Who decides what a woman is in the boxing ring?
Víctor García
April 8, 2026

This week, while reviewing the international press, at SportsIn we were struck by a reflection made by journalist Alan Abrahamson in ‘3 Wire Sports‘ about the case of Chinese Taipei boxer Yu-Ting Lin and a question that makes people uncomfortable. This is not a debate built on perceptions or sensitivities, but on a concrete fact: a laboratory result presented at the Women’s World Boxing Championships in 2023 stating that “chromosomal analysis reveals a male karyotype”. In other words, XY. From that point on, the discussion should be technical, even cold. But it is not.

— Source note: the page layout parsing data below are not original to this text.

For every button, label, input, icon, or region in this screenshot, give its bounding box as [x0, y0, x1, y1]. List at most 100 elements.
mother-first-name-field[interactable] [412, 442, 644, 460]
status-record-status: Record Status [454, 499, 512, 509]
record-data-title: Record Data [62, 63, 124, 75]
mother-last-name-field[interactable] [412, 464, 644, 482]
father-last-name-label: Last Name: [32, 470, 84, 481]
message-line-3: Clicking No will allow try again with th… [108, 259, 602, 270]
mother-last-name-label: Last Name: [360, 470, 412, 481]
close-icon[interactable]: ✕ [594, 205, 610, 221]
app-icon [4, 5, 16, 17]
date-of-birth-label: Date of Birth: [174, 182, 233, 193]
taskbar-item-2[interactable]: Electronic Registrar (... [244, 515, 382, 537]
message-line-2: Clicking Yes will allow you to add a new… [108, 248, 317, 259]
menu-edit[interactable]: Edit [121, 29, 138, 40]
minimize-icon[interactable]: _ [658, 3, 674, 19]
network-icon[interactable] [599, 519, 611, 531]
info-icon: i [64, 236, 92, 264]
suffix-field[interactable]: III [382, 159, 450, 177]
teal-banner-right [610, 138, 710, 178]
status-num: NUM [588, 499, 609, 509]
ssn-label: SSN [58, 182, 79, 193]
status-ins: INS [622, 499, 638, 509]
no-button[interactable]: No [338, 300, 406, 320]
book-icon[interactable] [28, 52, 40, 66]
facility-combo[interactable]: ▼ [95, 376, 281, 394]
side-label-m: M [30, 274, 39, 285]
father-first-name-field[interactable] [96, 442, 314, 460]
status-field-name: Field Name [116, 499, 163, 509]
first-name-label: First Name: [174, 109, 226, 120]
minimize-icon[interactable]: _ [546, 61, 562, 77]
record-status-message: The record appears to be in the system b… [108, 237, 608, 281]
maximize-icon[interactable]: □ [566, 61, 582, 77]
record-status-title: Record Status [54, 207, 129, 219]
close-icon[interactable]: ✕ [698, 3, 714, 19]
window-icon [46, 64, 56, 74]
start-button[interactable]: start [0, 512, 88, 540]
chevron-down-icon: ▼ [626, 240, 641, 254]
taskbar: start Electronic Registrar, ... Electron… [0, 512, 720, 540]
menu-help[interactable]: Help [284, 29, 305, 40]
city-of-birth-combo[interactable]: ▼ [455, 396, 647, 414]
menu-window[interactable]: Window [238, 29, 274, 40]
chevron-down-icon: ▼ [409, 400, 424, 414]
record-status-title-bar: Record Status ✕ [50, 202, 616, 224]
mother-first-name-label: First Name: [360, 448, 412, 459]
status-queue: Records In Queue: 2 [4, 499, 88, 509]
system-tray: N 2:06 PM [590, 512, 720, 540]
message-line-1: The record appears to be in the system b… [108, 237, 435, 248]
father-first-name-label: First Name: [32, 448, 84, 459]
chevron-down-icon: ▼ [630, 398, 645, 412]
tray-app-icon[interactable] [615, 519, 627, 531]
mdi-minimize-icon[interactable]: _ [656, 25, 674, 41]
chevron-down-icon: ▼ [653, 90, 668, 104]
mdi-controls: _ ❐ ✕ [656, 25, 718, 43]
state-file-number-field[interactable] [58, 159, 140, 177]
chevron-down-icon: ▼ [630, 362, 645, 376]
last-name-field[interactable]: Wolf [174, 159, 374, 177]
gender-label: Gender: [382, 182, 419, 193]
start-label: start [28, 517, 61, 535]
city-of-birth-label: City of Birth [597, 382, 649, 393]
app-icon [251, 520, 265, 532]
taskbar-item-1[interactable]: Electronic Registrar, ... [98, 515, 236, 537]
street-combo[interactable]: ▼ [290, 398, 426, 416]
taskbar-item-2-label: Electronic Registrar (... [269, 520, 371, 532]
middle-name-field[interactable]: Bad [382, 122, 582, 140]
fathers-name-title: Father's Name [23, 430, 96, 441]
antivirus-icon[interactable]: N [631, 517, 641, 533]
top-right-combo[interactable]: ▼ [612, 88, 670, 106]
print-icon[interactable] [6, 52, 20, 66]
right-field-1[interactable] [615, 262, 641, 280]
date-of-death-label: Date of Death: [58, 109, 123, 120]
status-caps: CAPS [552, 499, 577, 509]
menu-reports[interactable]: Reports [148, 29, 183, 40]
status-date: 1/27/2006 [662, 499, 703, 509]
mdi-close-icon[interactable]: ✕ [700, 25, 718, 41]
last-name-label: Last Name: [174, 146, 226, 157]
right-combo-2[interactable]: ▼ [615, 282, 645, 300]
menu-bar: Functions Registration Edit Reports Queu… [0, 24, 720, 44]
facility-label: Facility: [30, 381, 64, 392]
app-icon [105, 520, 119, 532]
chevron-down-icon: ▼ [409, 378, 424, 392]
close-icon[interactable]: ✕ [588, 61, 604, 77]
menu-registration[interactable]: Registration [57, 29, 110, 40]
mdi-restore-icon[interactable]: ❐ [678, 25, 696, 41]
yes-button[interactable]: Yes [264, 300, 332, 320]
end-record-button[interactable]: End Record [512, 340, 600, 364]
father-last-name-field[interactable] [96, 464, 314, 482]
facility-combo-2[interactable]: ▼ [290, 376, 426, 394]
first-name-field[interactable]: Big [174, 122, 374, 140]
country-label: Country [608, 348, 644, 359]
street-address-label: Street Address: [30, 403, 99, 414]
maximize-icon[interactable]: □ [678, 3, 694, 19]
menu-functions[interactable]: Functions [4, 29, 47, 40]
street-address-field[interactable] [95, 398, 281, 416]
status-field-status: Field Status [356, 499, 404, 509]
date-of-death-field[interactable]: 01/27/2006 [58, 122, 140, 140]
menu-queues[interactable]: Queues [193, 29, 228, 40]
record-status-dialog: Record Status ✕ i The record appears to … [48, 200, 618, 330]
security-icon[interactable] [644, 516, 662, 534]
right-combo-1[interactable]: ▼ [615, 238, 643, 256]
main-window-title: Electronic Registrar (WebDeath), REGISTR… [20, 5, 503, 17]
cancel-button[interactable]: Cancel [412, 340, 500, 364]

The problem begins when that data, which in any other context would be decisive, stops being so the moment it comes into contact with the sports structure. Because that is when exceptions, interpretations and, above all, silence appear (letting it slide, dodging the issue…). How does that result fit with participation in the female category? On what grounds is that eligibility sustained? These are basic questions that, however, do not find a clear answer. Perhaps, if Yu-Ting Lin were not achieving such strong results, this debate would not even exist and nothing would have been done about it.

Kirsty Coventry has shed light on this issue through science

The International Olympic Committee, with Kirsty Coventry leading the process, has recently modified its approach and has returned to placing biological sex at the centre as the reference point. A significant change after years in which the discourse had shifted towards concepts more linked to gender. This shift should bring coherence to the system, as it introduces measurable variables: chromosomes, hormonal levels, competitive advantages… In short, science applied to sport.

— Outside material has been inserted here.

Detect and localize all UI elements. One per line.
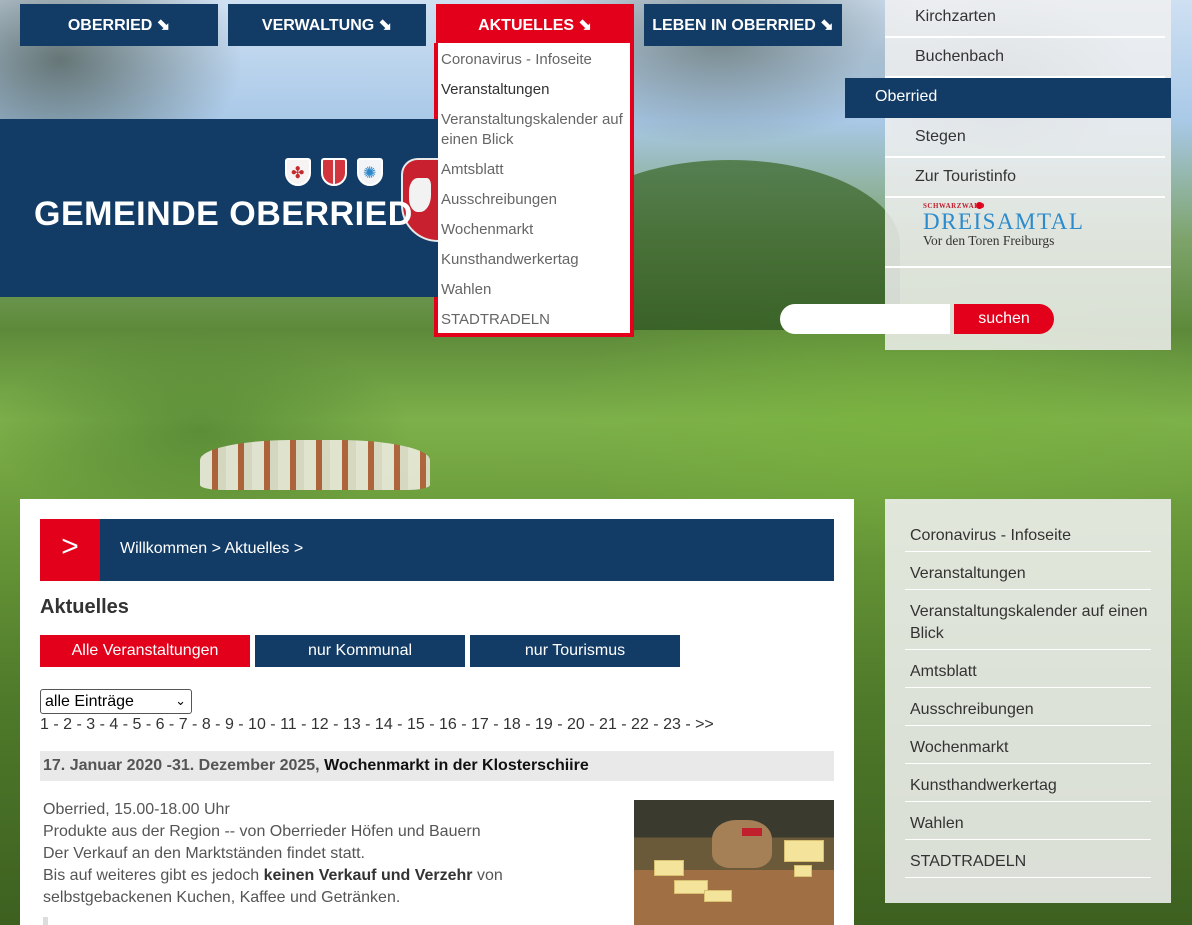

However, that coherence breaks down when those same criteria are not applied uniformly. World Boxing validates the participation, the federations support it, but no one explains why. It is not detailed whether there is a specific condition that justifies the exception, nor is it clarified how that laboratory result is interpreted within the regulatory framework. And it is in that void where distrust and lack of coherence grow. Even more so when World Boxing is fighting to keep its sport in the Olympic programme. Added to transparency and financial issues, this matter further undermines its already fragile credibility.

The problem is not a proper name. It is not Yu-Ting Lin, not at all. In the end, she is a victim of this entire nonsensical situation, as are other transgender female athletes who for the past two years have been living in a distressing situation that does not help their full integration into society as it should.

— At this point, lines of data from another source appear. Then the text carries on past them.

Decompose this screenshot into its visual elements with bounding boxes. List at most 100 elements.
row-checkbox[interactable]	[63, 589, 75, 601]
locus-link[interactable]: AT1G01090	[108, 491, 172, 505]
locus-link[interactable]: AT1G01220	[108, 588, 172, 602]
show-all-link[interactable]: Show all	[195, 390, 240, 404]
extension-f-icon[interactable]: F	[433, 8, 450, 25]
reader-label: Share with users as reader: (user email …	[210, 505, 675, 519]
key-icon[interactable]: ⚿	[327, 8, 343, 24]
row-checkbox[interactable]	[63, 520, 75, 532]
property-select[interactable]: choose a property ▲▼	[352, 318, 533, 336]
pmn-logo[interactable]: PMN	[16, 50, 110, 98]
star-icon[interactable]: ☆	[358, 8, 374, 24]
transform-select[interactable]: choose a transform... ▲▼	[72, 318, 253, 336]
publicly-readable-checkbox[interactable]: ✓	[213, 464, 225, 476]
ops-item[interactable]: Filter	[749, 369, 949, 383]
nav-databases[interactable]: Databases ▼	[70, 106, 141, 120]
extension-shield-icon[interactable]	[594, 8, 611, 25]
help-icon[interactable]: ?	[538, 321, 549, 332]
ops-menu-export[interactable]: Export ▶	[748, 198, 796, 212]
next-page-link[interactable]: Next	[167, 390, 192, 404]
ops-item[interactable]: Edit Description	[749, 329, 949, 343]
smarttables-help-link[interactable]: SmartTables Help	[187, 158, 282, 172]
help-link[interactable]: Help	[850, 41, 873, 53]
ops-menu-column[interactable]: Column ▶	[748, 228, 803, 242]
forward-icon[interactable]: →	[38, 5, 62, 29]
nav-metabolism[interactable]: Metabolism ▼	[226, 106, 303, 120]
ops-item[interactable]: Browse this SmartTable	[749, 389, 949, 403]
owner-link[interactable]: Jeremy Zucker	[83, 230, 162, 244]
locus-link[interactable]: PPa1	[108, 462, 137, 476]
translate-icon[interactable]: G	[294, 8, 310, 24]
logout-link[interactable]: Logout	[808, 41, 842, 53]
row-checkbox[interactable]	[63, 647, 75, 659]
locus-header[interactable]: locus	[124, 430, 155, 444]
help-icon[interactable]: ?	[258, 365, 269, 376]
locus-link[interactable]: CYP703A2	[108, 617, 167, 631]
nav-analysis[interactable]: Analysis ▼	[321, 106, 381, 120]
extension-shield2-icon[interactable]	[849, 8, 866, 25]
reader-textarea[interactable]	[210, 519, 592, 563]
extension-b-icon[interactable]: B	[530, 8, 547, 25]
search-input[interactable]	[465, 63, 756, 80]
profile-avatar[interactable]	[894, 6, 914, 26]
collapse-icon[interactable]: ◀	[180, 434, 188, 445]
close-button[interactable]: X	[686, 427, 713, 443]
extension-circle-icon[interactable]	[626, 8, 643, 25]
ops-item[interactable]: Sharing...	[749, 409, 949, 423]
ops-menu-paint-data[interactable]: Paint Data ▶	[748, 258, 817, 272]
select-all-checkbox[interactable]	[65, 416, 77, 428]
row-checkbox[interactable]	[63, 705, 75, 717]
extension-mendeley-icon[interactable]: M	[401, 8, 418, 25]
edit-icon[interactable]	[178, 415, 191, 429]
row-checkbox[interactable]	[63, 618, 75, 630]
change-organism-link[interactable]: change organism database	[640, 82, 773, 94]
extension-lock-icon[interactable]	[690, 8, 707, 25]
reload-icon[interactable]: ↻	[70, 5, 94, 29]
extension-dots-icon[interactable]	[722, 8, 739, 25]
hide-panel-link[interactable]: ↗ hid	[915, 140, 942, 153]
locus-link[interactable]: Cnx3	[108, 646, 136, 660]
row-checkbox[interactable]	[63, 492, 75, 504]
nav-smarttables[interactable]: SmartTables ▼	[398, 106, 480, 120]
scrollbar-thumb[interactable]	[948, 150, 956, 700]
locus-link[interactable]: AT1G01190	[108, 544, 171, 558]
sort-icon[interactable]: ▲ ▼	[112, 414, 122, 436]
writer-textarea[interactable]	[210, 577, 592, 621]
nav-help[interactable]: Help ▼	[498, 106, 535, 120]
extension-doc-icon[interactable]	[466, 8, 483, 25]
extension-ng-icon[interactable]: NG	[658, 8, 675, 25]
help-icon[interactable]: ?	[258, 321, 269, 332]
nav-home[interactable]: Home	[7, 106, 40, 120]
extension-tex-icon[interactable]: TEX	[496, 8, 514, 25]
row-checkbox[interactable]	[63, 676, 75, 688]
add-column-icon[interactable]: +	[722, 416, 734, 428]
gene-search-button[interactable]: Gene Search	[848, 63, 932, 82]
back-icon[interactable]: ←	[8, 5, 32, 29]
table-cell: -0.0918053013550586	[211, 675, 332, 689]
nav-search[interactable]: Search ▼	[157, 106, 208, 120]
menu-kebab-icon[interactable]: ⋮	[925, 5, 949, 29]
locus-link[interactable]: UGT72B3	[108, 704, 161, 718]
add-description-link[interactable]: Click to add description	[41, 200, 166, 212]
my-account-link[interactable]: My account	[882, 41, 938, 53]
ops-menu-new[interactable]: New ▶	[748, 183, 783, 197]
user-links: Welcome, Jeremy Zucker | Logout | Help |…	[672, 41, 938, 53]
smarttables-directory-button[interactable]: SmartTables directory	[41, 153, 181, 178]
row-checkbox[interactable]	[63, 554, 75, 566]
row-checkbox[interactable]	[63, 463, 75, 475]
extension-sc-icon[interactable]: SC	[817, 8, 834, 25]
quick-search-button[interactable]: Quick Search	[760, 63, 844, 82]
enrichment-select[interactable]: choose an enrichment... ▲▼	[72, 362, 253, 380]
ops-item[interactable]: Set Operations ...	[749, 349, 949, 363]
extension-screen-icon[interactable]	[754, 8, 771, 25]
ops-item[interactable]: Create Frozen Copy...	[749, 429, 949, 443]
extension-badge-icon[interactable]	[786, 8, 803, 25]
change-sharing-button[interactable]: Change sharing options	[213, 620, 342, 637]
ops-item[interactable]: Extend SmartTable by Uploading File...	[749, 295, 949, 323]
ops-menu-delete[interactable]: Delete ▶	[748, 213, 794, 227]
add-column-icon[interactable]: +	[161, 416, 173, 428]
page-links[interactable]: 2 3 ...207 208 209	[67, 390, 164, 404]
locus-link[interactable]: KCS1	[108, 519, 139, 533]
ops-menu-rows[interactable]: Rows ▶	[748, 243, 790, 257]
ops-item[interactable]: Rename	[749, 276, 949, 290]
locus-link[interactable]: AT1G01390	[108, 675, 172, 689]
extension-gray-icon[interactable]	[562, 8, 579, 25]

Normalising everything for future generations

Another problem is the precedent it creates, allowing for widely differing opinions, because when rules cease to be transparent, they cease to be rules and become decisions. And when sport enters that territory, it loses one of its fundamental pillars: equal conditions. And here again, female participants are the ones affected. And seeing all this, what does a transgender girl who loves sport think? That she has no place? That she will be judged wherever she goes? The sooner it is normalised and accepted that a transgender woman, at a professional sporting level, must compete according to what biology dictates, the better. Another matter is when it is not professional and no one’s health is at risk…

Boxing, more than other sports, is built precisely on an idea of biological precision and strength to avoid putting anyone’s health at risk. That is why there are weight categories, clear limits, controlled differences. Not out of tradition, but out of competitive necessity. That is why the question is not uncomfortable, but essential: who is the female category defined for? Without a clear answer, the system stops sustaining itself.